At 95% LTV, the average rate of a two-year fix fell from 6.33% to 6.23% and the average five-year fix decreased from 6.06% to 6.02%. The typical two-year fixed rate at 90% LTV fell from 6.05% to 5.94% and the average five-year fix from 5.87% to 5.73%.
At 60% LTV, the average pricing of a two-year fix fell from 5.28% to 5.17%, and the typical five-year fix dropped from 5.35% to 5.29%.
The average standard variable rate (SVR) stayed static at 7.13%, and despite the base rate hold, the typical two-year tracker fell from 4.61% in May to 4.48% in June.
The Moneyfacts average mortgage rate stood at 5.59% in June. This takes all rates into account, including fixed, variable and tracker deals. It was lower than the rate of 5.66% in May but still above the rate at the start of March, which was 4.9%.
Springall said: “Fixed rates dropped for a consecutive month, with the average two-year fixed rate seeing its biggest monthly drop in over a year of 0.1%. However, as the future path of interest rates remains unclear, it is somewhat unsurprising to see fixed rate mortgage pricing displaying mixed moves, as the average five-year fixed deal only fell by 0.05%.

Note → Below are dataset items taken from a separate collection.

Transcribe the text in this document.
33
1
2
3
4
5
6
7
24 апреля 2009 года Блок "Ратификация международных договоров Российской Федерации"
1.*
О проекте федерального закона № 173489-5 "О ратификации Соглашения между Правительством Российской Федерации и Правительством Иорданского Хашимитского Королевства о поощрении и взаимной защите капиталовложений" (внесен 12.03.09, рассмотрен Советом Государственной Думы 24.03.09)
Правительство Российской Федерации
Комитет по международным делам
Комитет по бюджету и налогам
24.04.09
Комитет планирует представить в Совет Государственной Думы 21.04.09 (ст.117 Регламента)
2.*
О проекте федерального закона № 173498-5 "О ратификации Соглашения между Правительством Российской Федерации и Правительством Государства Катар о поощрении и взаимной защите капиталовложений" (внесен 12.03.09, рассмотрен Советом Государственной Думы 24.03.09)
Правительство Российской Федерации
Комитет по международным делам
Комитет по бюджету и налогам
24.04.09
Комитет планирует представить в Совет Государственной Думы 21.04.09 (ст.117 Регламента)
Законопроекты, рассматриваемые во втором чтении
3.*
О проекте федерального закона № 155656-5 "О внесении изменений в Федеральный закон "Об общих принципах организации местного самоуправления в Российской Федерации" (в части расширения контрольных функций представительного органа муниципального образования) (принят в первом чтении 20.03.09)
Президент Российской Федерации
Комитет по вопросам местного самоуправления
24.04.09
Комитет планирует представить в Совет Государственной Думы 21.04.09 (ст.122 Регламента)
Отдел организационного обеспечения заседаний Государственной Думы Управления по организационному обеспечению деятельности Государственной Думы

“The two- and five-year fixed mortgage rates have been inverted for three months, with the five-year priced under the two-year. Significant volatility in interest rates caused by more global events over the shorter term can choke the mortgage market, as UK homeowners would traditionally pick a two- or five-year fixed deal, unlike those in other countries.”